Overall, these results suggest that varying levels of cytotoxicity due to nanoparticles was observed in different cancer cell types. NPs exhibited a pronounced cell killing effect in cancer cells without causing damage to normal cells. NPs were capable of inhibiting the proliferation of tumour cells. Our results suggest that possible mechanisms of cytotoxicity in various types of cancer cells could be different. This study provides a new perspective on cell biology research in nanomedicine. NPs treatment should be able to effectively target and kill cancer cells. This study may pave the way for the simple and safe procedure of nanoparticle synthesis and their application in the management of cancer. Assessment of apoptosis by DNA fragmentation assay showed that DNA fragments appearing as ladder/bands in B16F10 cells induced by treatment of 5% NPs, indicating that NPs induce apoptosis selectively in cancer cells. DNA bands appear as a result of nuclear damage and is a classical hall mark of apoptosis in cells, which is observed in B16F10 cells. NPs effectively induces apoptosis in cancer cells. The anti-proliferative potentiality of NPs could be attributed to its induction of apoptosis. Further experiments can be performed to decipher the molecular mechanism of cytotoxicity and cell death for the better understanding of effects and successful treatment of cancers.

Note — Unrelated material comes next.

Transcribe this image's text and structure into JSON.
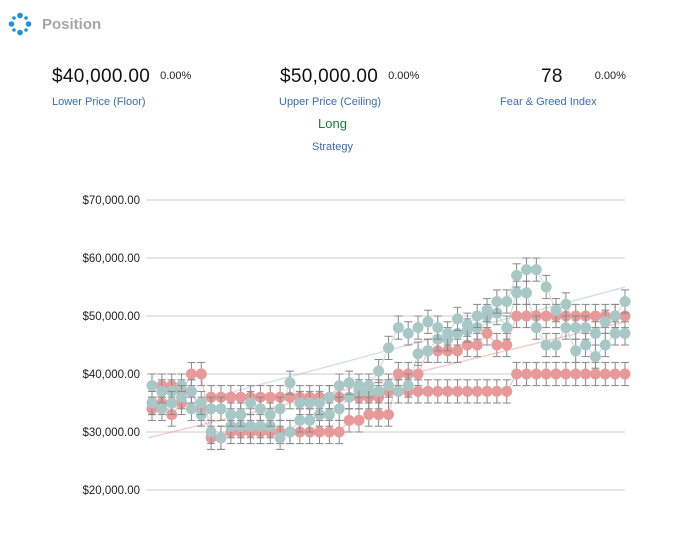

Here we would like to add the historical importance associated with miracle dip in river Ganges, which according to the results in this study, may be due to the presence of nanoparticles in the Ganges river. Of course, over the years the river has been polluted. Nanoparticles have a very large surface charge density and can very easily get into the body through the pores regions and these have an affinity to get attached to the cancerous or diseased cells because of surface charge density and lead to death of cancerous /diseased cells as per our study reported here. This needs further investigation, and at this stage we can only prophesy this aspect.